The Los Angeles Unified School District ( LAUSD ) is in a bind. The Tuesday after Labor Day is usually when school starts for schoolchildren in Los Angeles. But not this year. Due to budget cuts, LAUSD could not open most of its school’s doors. This latest development is in direct contrast to the bailout bill that had $10 billion earmarked to bail out schools who were facing budget cuts and layoffs. Wasn’t this the point of this bill that HAD to be passed in an emergency House session? Who is getting bailed out? What was the point?
Spending is not the problem. In 2008, LAUSD budgeted nearly $30,000 per student. That is a staggering amount, especially when you consider that less than half the kids graduate. Nationally, we spend about $600 Billion on education. That’s 27 cents of every dollar, compared to 8 cents of every dollar for Medicaid. Part of the problem is that 80% of the school district’s operating budget is consumed by teacher salaries and benefits that last a lifetime. According to the LAUSD web page, a 1% cut can save $40 million.

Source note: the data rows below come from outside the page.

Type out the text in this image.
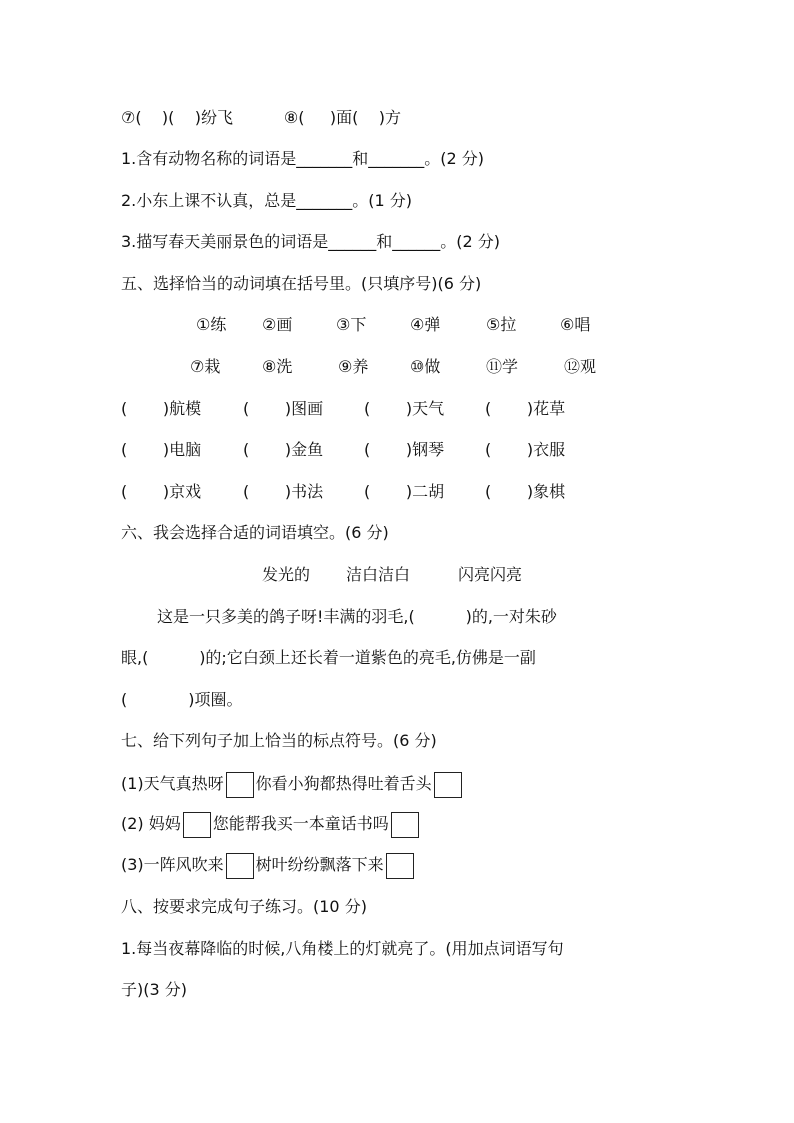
⑦(    )(    )纷飞          ⑧(     )面(    )方
1.含有动物名称的词语是_______和_______。(2 分)
2.小东上课不认真，总是_______。(1 分)
3.描写春天美丽景色的词语是______和______。(2 分)
五、选择恰当的动词填在括号里。(只填序号)(6 分)
①练 ②画	③下	④弹	⑤拉	⑥唱
⑦栽	⑧洗	⑨养	⑩做	⑪学	⑫观
(       )航模	(       )图画	(       )天气	(       )花草
(       )电脑	(       )金鱼	(       )钢琴	(       )衣服
(       )京戏	(       )书法	(       )二胡	(       )象棋
六、我会选择合适的词语填空。(6 分)
发光的 洁白洁白	闪亮闪亮
这是一只多美的鸽子呀!丰满的羽毛,(          )的,一对朱砂
眼,(          )的;它白颈上还长着一道紫色的亮毛,仿佛是一副
(            )项圈。
七、给下列句子加上恰当的标点符号。(6 分)
(1)天气真热呀 你看小狗都热得吐着舌头
(2) 妈妈 您能帮我买一本童话书吗
(3)一阵风吹来 树叶纷纷飘落下来
八、按要求完成句子练习。(10 分)
1.每当夜幕降临的时候,八角楼上的灯就亮了。(用加点词语写句
子)(3 分)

This is a trend that will continue until our broken education system is repaired. Heritage has written extensively on education and what can be done to fix it. The National Education Association (the teachers union) wrote an article blaming a funding crisis for the layoffs, but failed to mention their unwillingness to work with the county to help solve the crisis. For parents practicing school choice and attending charter schools in Los Angeles, the LA Times had this to say:
And students in nearly 200 independently run charter schools are starting whenever school administrators want them to.